Son disque est épatant, pop en diable, parsemé de mélodies remarquables, de belles intentions, de chansons à pleurer. C’est un album plein d’espoir, de lumière, de tubes potentiels mais qui n’en deviendront jamais. Eels ne semble plus travailler dans cette optique. Pour les esprits chagrins, Eels fait du Eels et ne se renouvelle pas assez. On ne sait pas ce qu’il leur faut. Et puis qui a besoin de changement quand tout va aussi mal que possible ? Comme on l’avait dit en 2018, 90% des songwriters tueraient père et mère pour écrire l’une des 12 chansons de ce disque. Il y a plus de pop ici que dans toute l’oeuvre de Muse et Blur réunis. Alors certes, ce n’est pas la révolution de palais : Anything But Boo est chanté comme à peu près 80% des morceaux de Eels, d’une voix un peu paumée et qui raconte son histoire de façon nonchalante. Il y a un clavier délicat et des guitares qui enquillent les couplets-refrains comme si on prenait le thé dans le cabinet de Paul Mc Cartney. Les chansons font 3 minutes et quelques et se ressemblent toutes. Mais encore ? Chaque composition est un petit miracle d’intelligence et d’équilibre. On voudrait être fait prisonnier pendant les vingt prochaines années dans le petit monde de Are We Alright Again ? On voudrait tomber amoureux à nouveau sur Who You Say You Are et aussi gambader au son d’Earth To Dora.

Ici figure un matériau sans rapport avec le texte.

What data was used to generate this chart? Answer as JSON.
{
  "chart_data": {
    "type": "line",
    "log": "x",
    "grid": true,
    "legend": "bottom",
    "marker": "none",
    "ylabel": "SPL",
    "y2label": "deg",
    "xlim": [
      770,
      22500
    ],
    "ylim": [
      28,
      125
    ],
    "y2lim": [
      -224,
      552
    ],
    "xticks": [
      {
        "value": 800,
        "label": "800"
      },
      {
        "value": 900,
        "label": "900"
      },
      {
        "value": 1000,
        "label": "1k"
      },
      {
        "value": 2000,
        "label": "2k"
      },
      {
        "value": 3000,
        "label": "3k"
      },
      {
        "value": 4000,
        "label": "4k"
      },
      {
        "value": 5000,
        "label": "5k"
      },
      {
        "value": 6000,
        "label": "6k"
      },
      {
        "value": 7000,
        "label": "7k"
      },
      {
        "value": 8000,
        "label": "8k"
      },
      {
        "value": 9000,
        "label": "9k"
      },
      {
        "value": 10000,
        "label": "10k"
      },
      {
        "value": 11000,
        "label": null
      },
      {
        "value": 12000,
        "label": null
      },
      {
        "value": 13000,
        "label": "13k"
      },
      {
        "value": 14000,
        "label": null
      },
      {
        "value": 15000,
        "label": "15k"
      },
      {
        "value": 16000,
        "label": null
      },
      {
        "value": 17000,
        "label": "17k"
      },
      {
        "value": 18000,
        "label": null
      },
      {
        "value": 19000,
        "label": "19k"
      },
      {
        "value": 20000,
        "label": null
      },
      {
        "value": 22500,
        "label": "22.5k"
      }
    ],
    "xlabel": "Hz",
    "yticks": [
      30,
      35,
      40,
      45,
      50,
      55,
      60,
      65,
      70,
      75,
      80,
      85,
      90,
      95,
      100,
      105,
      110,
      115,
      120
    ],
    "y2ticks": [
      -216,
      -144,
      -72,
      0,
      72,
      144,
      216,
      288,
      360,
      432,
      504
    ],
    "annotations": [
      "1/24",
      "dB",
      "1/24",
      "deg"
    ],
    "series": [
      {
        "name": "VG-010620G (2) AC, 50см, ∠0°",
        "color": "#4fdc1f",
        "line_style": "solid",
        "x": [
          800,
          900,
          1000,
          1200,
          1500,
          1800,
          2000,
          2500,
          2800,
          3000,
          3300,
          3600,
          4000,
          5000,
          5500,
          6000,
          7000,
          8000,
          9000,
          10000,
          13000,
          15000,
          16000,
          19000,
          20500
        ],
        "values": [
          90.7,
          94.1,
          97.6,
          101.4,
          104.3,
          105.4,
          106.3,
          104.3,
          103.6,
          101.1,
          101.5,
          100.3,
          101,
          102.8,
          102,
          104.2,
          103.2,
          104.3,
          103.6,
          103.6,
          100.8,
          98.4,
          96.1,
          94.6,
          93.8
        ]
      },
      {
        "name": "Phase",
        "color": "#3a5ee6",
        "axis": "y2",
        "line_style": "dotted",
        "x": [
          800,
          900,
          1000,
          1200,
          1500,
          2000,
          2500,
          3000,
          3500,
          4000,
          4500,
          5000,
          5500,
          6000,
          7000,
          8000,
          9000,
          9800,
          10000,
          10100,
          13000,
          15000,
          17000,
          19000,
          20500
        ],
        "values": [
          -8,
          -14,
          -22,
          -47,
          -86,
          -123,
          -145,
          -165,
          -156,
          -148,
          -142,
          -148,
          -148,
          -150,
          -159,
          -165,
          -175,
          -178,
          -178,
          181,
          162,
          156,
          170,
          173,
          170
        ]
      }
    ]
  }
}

L’album est une sorte de bréviaire feel good, généreux et faussement (dés)enchanté, l’équivalent d’une intraveineuse d’humanité et de vitamines, d’un shoot de jus d’orange aux bais de goji. Les textes sont ciselés avec amour, et la production est précise. On ne rencontre aucun grain de sable, aucun virus mangeur d’homme, aucun trouble notable. Earth To Dora ressemble au monde idéal du Truman Show. Il y a des jardins bien verts, des inquiétudes réelles mais immédiatement circonscrites (Dark and Dramatic). On peut trouver ça nul et facile, répétitif et sans grand intérêt, mais on peut aussi trouver intérêt à s’y réfugier pour y passer un bon moment. On imagine ce qu’Arab Strap aurait fait du génial Are You Fucking Your Ex et on se dit que ce n’est pas plus mal de voir les choses de cette façon, une fois dans sa vie.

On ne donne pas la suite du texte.